We all know what to expect from the governments of our country; or to put it conversely what not to expect. We certainly cannot expect our governments to be overly sensitive to the needs of the poor and the distressed, to be fair to all, to dispense justice without being biased in favour of the high and mighty…well we certainly cannot and the list simply can go on. And there are examples (that need no amplification) galore all around us to justifiably understand why we should not.

So, what if a natural calamity or a pandemic like we are currently experiencing gets worse due to inept handling by the powers-that-be? What if people are dying for want of oxygen? What if the public health infrastructure is on its knees? What if there is underreporting of cases? What if the aam aadmi stands helpless beyond his own comprehension and prays for a miracle to keep him and his family safe? Politics, after all, has to play its part. As such, when was human life dear in India?

Indeed, the political intent behind policy making has never been lost on a significant chunk of the populace, at least not on those who understand some rules of the game. Yet, more often than not, they vote for the very politicians who play politics at their cost. Who then is to blame? The system, the process, the rulers or the ruled….Perhaps someone rightly said people get the government they deserve.

Otherwise, how do you explain a popularly elected leader like Prime Minister Narendra Modi whose strength lay as much in his stage presence as in his digital connect losing out on his key constituency: His internet fan club? So much so that calls for his resignation  trended on Twitter ostensibly because while all his decisions had political undertones, he is perceived to have betrayed his own political capital, his most loyal and vocal constituents. However, trust experience to tell us that come elections and the very people seeking his ouster on social media might again turn into ‘blind bhakts’ and press the button in his favour as enthusiastically as ever.

Closer home, things seem a little different. Naveen Patnaik, the man reigning over Odisha for over two decades has conveniently and quite effectively changed the public narrative. While the deficiencies in the healthcare apparatus and, by extension, the administration are up for public scrutiny, a well-calibrated announcement recently for free COVID vaccines for those between 18 and 45 years as well as his statesman-like posturing of “supplying oxygen” to worst-hit states has helped him successfully play to the gallery.

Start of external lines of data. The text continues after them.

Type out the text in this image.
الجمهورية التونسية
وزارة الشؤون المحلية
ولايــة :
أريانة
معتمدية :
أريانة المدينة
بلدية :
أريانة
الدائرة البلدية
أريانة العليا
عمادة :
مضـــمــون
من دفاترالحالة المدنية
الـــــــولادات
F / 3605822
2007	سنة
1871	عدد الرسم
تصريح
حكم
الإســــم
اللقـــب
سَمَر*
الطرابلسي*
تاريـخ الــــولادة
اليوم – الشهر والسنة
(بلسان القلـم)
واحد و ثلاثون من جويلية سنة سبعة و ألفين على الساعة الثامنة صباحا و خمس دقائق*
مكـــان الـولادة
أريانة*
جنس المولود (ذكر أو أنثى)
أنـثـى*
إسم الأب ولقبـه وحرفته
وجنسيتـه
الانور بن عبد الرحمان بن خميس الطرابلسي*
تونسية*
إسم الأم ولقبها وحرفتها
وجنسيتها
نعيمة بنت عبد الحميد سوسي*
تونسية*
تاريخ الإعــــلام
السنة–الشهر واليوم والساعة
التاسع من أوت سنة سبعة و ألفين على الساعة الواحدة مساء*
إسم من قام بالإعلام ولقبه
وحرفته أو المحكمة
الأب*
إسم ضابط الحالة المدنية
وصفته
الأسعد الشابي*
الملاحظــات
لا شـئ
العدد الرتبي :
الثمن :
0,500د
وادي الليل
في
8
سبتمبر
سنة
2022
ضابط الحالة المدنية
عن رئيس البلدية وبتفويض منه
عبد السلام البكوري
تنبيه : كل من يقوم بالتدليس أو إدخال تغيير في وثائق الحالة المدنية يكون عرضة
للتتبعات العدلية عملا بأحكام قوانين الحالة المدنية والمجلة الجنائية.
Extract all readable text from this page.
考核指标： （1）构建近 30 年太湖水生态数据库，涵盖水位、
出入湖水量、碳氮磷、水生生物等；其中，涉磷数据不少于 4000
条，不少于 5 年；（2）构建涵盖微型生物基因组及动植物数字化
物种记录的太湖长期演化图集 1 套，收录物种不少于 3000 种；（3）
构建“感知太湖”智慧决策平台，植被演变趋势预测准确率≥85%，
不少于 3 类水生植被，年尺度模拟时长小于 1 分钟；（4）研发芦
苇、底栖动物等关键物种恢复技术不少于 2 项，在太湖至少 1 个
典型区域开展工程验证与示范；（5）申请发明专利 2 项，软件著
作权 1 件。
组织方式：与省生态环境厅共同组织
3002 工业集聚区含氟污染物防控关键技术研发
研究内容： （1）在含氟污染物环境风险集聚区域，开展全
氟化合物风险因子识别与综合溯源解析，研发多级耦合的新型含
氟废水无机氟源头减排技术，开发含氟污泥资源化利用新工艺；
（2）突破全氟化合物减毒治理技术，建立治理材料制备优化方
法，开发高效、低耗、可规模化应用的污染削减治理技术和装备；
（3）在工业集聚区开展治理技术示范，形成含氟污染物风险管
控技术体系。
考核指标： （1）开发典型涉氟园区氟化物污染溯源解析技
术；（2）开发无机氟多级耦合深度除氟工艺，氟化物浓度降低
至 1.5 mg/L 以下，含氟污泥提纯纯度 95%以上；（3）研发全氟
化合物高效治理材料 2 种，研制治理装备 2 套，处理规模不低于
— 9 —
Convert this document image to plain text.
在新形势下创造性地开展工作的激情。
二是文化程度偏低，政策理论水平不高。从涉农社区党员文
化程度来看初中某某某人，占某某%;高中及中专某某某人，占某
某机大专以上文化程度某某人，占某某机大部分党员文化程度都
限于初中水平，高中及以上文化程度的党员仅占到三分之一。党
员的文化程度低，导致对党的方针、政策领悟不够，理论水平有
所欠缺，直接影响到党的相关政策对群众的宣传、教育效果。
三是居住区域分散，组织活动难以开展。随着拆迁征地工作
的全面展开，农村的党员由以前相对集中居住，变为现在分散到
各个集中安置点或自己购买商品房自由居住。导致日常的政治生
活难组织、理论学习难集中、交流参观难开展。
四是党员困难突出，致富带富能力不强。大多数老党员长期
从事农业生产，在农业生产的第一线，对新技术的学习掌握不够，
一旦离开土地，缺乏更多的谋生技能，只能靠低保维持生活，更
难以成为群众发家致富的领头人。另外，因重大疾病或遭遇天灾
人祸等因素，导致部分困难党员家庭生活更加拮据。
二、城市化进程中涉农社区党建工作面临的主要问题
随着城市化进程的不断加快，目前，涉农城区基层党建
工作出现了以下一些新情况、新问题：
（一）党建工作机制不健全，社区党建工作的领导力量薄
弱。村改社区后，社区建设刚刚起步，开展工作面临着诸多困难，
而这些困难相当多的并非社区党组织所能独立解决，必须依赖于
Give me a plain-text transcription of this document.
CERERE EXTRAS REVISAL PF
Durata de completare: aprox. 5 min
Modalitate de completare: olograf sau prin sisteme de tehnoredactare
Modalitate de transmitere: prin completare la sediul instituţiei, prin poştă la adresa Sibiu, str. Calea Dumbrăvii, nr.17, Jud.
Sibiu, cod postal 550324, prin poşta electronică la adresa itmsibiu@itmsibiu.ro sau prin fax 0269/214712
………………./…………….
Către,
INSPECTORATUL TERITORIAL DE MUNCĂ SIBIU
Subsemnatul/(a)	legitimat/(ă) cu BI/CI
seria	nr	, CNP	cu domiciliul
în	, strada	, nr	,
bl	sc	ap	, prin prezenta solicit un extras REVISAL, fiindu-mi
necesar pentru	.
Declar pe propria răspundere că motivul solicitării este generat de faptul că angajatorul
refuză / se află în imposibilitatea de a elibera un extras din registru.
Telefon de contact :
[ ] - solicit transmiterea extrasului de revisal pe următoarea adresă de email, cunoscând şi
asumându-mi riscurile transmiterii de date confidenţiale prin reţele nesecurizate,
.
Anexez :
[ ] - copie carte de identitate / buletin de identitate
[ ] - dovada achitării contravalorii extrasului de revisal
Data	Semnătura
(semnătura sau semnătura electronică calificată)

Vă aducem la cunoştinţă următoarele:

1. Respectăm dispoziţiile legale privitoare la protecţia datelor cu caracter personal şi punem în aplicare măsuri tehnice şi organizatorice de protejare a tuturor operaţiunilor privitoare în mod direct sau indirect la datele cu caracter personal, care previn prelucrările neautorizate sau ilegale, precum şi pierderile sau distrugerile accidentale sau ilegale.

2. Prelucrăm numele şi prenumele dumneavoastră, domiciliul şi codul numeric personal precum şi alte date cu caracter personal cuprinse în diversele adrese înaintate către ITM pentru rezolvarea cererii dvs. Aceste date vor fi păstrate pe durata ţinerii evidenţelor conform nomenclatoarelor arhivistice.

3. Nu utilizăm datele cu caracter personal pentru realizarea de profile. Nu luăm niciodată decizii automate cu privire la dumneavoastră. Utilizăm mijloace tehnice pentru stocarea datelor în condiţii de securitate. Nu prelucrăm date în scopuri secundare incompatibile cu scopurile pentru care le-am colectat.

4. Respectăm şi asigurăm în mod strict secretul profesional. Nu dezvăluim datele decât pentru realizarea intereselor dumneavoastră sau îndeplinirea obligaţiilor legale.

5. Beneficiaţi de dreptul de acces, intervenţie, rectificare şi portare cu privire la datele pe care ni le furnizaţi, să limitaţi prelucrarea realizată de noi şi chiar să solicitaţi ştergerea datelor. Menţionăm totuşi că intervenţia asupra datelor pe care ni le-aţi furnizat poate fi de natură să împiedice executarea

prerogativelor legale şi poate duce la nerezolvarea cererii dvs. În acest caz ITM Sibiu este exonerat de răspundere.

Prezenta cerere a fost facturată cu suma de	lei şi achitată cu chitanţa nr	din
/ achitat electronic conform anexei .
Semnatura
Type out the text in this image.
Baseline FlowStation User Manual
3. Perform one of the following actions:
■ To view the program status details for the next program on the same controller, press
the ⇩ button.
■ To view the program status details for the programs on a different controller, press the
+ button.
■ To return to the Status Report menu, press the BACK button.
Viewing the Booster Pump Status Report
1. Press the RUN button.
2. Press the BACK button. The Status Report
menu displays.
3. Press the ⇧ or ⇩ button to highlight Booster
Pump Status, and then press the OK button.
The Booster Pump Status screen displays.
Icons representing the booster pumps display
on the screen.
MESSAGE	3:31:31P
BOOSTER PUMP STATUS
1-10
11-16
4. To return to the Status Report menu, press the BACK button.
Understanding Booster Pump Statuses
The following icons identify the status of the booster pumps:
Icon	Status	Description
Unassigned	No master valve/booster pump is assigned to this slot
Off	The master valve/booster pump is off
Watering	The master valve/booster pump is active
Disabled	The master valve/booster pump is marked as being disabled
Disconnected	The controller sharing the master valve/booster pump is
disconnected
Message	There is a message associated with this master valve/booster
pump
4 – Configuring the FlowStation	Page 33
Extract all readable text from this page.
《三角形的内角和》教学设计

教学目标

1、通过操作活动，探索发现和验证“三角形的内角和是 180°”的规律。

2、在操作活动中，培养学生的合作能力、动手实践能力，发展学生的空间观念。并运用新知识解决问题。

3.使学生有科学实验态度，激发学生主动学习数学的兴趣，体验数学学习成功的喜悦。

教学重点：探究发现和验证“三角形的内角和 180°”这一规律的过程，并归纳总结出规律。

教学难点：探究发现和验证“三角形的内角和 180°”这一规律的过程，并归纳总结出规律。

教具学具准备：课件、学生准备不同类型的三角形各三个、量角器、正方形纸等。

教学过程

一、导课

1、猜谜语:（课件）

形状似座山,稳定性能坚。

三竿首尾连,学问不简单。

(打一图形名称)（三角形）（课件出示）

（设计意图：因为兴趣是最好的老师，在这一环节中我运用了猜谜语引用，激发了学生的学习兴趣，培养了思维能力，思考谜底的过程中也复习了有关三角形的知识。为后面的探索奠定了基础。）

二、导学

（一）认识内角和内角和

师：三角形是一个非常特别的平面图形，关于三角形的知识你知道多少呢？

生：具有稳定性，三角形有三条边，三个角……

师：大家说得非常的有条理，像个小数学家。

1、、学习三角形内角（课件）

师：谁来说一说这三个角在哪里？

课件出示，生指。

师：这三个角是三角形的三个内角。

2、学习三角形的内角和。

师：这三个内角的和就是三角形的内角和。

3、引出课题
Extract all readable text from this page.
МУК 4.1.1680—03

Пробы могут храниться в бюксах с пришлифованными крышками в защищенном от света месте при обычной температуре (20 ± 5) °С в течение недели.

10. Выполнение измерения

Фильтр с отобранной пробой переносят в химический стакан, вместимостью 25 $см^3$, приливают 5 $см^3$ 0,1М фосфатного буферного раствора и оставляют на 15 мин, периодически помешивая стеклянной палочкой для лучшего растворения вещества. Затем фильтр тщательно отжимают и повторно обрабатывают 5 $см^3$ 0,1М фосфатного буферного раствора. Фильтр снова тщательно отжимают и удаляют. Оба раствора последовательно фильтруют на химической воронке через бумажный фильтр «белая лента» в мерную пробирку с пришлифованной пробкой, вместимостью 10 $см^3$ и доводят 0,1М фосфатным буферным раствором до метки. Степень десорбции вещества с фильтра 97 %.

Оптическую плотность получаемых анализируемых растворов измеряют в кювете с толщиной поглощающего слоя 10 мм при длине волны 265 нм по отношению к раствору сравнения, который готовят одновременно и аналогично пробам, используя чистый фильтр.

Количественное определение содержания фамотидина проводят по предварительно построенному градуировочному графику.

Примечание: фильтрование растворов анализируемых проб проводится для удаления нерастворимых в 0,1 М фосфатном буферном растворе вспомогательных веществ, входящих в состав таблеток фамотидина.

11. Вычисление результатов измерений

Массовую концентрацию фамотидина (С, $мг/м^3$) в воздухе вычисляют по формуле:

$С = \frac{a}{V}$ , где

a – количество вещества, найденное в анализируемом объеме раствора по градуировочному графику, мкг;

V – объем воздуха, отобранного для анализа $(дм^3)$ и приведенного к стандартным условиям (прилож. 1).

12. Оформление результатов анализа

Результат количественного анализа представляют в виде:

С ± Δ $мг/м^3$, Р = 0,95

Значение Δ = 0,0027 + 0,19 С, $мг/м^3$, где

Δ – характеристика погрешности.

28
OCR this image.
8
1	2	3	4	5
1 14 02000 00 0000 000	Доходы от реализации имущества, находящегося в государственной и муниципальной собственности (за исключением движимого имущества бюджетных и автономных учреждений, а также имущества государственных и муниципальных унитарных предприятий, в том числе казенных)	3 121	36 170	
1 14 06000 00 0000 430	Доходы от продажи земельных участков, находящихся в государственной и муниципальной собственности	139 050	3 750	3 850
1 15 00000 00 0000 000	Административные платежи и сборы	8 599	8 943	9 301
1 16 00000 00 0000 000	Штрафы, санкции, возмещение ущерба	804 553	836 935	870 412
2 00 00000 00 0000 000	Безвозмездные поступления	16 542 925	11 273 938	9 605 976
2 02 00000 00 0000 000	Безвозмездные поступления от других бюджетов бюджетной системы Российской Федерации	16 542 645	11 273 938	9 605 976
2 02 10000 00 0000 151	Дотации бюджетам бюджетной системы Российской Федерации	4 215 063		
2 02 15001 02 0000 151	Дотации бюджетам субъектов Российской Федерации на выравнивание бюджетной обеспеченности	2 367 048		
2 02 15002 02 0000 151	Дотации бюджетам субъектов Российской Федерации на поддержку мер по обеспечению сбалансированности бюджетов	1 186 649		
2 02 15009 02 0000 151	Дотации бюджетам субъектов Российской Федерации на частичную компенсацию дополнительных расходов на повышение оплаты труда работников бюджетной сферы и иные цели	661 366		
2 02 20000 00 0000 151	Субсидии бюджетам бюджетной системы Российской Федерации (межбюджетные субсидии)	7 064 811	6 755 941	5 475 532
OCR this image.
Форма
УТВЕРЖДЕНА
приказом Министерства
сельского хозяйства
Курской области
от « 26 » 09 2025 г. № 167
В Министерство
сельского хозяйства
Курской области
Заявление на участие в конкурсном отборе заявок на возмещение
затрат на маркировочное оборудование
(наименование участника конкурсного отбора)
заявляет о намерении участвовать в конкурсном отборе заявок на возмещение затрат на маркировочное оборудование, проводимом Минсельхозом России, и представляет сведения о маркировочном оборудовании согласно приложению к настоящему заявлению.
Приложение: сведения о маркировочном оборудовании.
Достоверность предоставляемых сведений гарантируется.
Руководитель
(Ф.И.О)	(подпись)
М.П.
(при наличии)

Undoubtedly, both Modi and Naveen are masters at making Machiavellian manoeuvres and their records speak for themselves. For them, understandably, perception management is critical to ensure they survive and thrive. And their spin doctors work overtime to do just that. For the first time in his nearly seven-year tenure as premier, however, Modi’s incredibly efficient publicity machinery is looking defensive and proving inadequate at providing a positive twist to his apparent missteps. Clever words can neither bridge the chasm between tall claims and delivery nor assuage the feelings of the victims in this pandemic situation. Naveen, as has been his wont, has proved much smarter, at least for the time being. The game surely is far from over. Whichever way the scales tilt, in a democracy vote’s truly the last word. So, what if governance per se becomes a casualty? At the end of the day, all that matters is politics, stupid!